Speaking on the BBC's Politics Show, the first minister said any evidence presented to the government would be evaluated before a decision was taken on whether a full Scottish investigation should be carried out.
He added: "I would certainly invite the organisations, including Justice - the organisation which looks at civil liberties south of the border - to come and meet the justice secretary in Scotland and bring with them the evidence that causes them such concern.
"That's an invitation to all groups and organisations including our Scottish ones who have that concern.
"We will evaluate that information to see if the police inquiry south of the border looked at the Scottish case and the Scottish circumstances, evaluate that information we're given and then we'll proceed from there."
Mr Salmond also welcomed reports that UK justice minister Harriet Harman wanted international law changed so that foreign governments must notify another country when flying prisoners through its airspace.

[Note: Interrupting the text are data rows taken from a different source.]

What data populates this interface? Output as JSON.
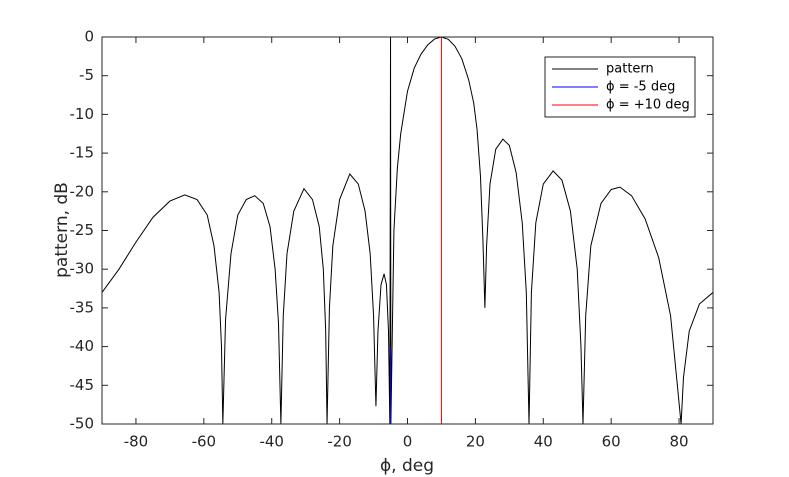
{
  "chart_data": {
    "type": "line",
    "xlabel": "ϕ, deg",
    "ylabel": "pattern, dB",
    "xlim": [
      -90,
      90
    ],
    "xticks": [
      -80,
      -60,
      -40,
      -20,
      0,
      20,
      40,
      60,
      80
    ],
    "ylim": [
      -50,
      0
    ],
    "yticks": [
      0,
      -5,
      -10,
      -15,
      -20,
      -25,
      -30,
      -35,
      -40,
      -45,
      -50
    ],
    "grid": false,
    "legend": "top-right",
    "series": [
      {
        "name": "pattern",
        "color": "#000000",
        "x": [
          -90,
          -85,
          -80,
          -75,
          -70,
          -65.6,
          -62,
          -59,
          -57,
          -55.5,
          -54.8,
          -54.4,
          -53.6,
          -52,
          -50,
          -47.5,
          -45,
          -42.5,
          -40.5,
          -39,
          -38,
          -37.3,
          -36.6,
          -35.5,
          -33.5,
          -30.5,
          -28,
          -26,
          -24.8,
          -24.1,
          -23.7,
          -23,
          -22,
          -20,
          -17,
          -14.5,
          -12.5,
          -11,
          -10,
          -9.3,
          -8.7,
          -7.8,
          -6.9,
          -6.2,
          -5.6,
          -5.2,
          -5,
          -4.9,
          -4,
          -3,
          -2,
          0,
          2,
          4,
          6,
          8,
          10,
          12,
          14,
          16,
          18,
          19.5,
          20.5,
          21.5,
          22.2,
          22.8,
          23.3,
          24.3,
          26,
          28.1,
          30,
          32,
          33.8,
          35,
          35.8,
          36.5,
          37.8,
          40,
          42.9,
          45.5,
          48,
          50,
          51.1,
          51.7,
          52.5,
          54,
          57,
          60,
          62.6,
          66,
          70,
          74,
          77.5,
          79.5,
          80.6,
          81.3,
          83,
          86,
          90
        ],
        "values": [
          -33,
          -30,
          -26.5,
          -23.3,
          -21.2,
          -20.4,
          -21,
          -23,
          -27,
          -33,
          -40,
          -50,
          -36.5,
          -28,
          -23,
          -21,
          -20.5,
          -21.5,
          -24.5,
          -30,
          -37,
          -50,
          -36,
          -28,
          -22.5,
          -19.6,
          -21,
          -24.5,
          -30,
          -38,
          -50,
          -35,
          -27,
          -21,
          -17.7,
          -19,
          -22.5,
          -28,
          -36,
          -47.7,
          -38,
          -32,
          -30.6,
          -32,
          -38,
          -50,
          0,
          -50,
          -25,
          -17,
          -12.5,
          -7,
          -4,
          -2.2,
          -1,
          -0.25,
          0,
          -0.3,
          -1.2,
          -2.8,
          -5.5,
          -8.5,
          -12,
          -18,
          -26,
          -35,
          -27,
          -19,
          -14.5,
          -13.2,
          -14,
          -17.5,
          -24,
          -33,
          -50,
          -33,
          -24,
          -19,
          -17.3,
          -18.5,
          -22.5,
          -30,
          -40,
          -50,
          -36,
          -27,
          -21.5,
          -19.7,
          -19.4,
          -20.5,
          -23.5,
          -28.5,
          -36,
          -45,
          -50,
          -44,
          -38,
          -34.5,
          -33
        ]
      },
      {
        "name": "ϕ = -5 deg",
        "color": "#0000ff",
        "x": [
          -5,
          -5
        ],
        "values": [
          -50,
          -40
        ]
      },
      {
        "name": "ϕ = +10 deg",
        "color": "#ff0000",
        "x": [
          10,
          10
        ],
        "values": [
          -50,
          0
        ]
      }
    ]
  }
}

"That's the sort of thinking I think will cause a great deal of relief to a number of people who have great concerns about this," he said.
The 18-month English inquiry was led by Michael Todd, chief constable of Greater Manchester Police, on behalf of the Association of Chief Police Officers (Acpo).
It examined claims by human rights group Liberty that "extraordinary rendition" flights chartered by the US government through the CIA landed in the UK to refuel.
But a statement released by Acpo said Mr Todd had "concluded that there is indeed no evidence to substantiate Liberty's allegations."
Liberty said the report was a "whitewash" and pointed out Mr Todd had not examined the allegations surrounding Scottish airports.
Last year, a Foreign Office minister said that a rendition flight containing a detainee had landed at Prestwick Airport in June 1998.